Em delação premiada à força-tarefa da Lava-Jato, executivos da Odebrecht disseram que teriam repassado dinheiro de caixa 2, em dinheiro em espécie, para as campanhas de 2010 e 2014 de Geraldo Alckmin (PSDB) a governador de São Paulo. Segundo reportagem da Folha de S. Paulo, o pagamento teria sido feito a duas pessoas próximas a Alckmin. Eles disseram que não chegaram a discutir o assunto diretamente com o governador.

Ainda conforme a delação, R$ 2 milhões em dinheiro vivo teriam sido repassados ao empresário Adhemar Ribeiro, irmão da primeira-dama, Lu Alckmin, durante a campanha que elegeu o tucano em 2010. Na briga pela reeleição, um dos operadores, segundo a empreiteira, seria o atual secretário de Planejamento do governo paulista, Marcos Monteiro. A Folha não obteve os valores que teriam sido pagos na campanha para a reeleição.
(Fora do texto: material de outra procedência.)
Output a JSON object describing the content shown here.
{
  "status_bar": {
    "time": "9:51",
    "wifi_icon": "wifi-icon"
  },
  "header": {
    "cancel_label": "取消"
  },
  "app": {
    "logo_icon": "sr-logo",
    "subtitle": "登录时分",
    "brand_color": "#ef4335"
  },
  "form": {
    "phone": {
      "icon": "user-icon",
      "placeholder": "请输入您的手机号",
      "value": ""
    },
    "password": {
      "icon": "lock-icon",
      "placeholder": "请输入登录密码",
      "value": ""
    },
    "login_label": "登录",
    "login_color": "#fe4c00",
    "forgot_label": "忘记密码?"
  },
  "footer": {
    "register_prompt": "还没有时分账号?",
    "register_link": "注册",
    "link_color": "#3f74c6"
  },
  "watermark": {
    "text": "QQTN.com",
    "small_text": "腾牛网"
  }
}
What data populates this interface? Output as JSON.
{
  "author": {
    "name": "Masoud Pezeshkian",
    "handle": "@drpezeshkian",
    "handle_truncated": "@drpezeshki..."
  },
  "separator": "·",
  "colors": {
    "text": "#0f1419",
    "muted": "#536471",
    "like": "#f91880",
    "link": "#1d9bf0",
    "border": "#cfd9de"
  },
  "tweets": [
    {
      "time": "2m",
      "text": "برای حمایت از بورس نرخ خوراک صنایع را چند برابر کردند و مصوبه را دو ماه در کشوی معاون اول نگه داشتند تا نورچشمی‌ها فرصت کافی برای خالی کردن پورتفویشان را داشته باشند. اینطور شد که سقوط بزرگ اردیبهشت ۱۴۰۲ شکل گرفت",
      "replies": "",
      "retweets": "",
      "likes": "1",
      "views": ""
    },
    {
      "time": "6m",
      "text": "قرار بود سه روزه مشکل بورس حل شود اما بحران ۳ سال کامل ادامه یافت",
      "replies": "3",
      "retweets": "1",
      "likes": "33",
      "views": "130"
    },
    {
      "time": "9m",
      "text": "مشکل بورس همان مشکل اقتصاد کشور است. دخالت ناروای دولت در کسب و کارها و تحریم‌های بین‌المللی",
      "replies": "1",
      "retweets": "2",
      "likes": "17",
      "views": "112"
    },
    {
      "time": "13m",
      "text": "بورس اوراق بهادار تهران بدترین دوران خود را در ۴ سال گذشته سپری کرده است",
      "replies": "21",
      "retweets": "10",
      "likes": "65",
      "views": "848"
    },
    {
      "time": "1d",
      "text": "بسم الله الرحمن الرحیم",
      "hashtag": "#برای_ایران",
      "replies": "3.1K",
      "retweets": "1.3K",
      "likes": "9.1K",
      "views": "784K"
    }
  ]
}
Dados do Tribunal Superior Eleitoral (TSE) indicam que não há doações diretas da Odebrecht à conta da candidatura de Alckmin em 2010 e 2014. O tribunal registra, na primeira campanha, apenas uma doação oficial de R$ 100 mil da Braskem, braço petroquímico da empreiteira, à direção do PSDB em São Paulo. No ano de 2014, foi informada uma doação de R$ 200 mil da mesma empresa ao comitê financeiro da campanha a governador, valor que foi repassado pelo comitê à conta da candidatura do tucano.

O codinome de Alckmin nas listas de propina e caixa 2 da empreiteira era "Santo", segundo informação publicada pela revista Veja. O apelido aparecia associado nas planilhas da Odebrecht apreendidas pela Polícia Federal à duplicação da rodovia Mogi-Dutra, uma obra do governo Alckmin de 2002.